Residents’ perception of the amount of live coral in Hawai’i varied in both cycles, but the percentage of residents who said the amount of coral was bad or very bad increased between 2015 and 2020.
In 2015, 58% of residents said they were familiar with coral bleaching as a threat to coral reefs, and in 2020, 88% of residents said they were familiar with coral bleaching.
One of the best parts of the tool is that it has a direct data download feature. Of course, people could download raw NCRMP data previously, but this tool offers a new option for the first time. The tool allows a user to download data that has already been summarized at various spatial levels, so it’s easier than ever to get more customized, analysis-ready data.
In addition to all the data dashboards and download, the tool has supporting material that will improve how users can find NCRMP methods, protocols, and metadata, too. We hope this site becomes a new one-stop-shop for all things related to NCRMP data!

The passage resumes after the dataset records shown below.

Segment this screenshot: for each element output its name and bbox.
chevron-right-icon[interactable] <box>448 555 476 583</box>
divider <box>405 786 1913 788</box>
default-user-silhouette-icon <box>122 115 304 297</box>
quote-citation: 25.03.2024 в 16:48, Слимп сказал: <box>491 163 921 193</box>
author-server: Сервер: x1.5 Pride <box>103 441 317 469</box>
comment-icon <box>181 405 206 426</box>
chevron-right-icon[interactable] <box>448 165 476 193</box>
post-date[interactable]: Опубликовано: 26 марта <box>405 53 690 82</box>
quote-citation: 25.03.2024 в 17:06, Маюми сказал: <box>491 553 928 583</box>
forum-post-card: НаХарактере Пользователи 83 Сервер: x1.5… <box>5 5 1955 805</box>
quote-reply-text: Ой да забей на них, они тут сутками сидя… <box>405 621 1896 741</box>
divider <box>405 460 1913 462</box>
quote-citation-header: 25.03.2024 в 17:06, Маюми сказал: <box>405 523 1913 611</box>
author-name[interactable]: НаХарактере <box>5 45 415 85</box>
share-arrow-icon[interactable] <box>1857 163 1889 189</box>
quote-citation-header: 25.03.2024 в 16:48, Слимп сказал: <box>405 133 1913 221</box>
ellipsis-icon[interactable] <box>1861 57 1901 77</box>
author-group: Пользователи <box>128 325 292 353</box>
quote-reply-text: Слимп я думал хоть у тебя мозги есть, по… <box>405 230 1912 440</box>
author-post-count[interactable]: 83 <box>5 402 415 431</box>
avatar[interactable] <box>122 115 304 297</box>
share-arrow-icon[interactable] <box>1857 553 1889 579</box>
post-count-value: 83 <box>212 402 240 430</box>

This tool would not have been possible without support from the Coral Reef Conservation Program, our partners at NV5 Geospatial, the Coral Reef Information System (CoRIS) team, the NCRMP team leads and data analysts, and many colleagues who provided feedback to improve the tool during its development. NCRMP’s new data visualization tool is a portal into NOAA’s vast portfolio of information on coral reef status and trends, and a powerful tool in ongoing efforts to conserve these remarkable and fragile ecosystems.
The NOAA Coral Reef Conservation Program was established in 2000 by the Coral Reef Conservation Act. Headquartered in Silver Spring, Maryland, the program is part of NOAA's Office for Coastal Management.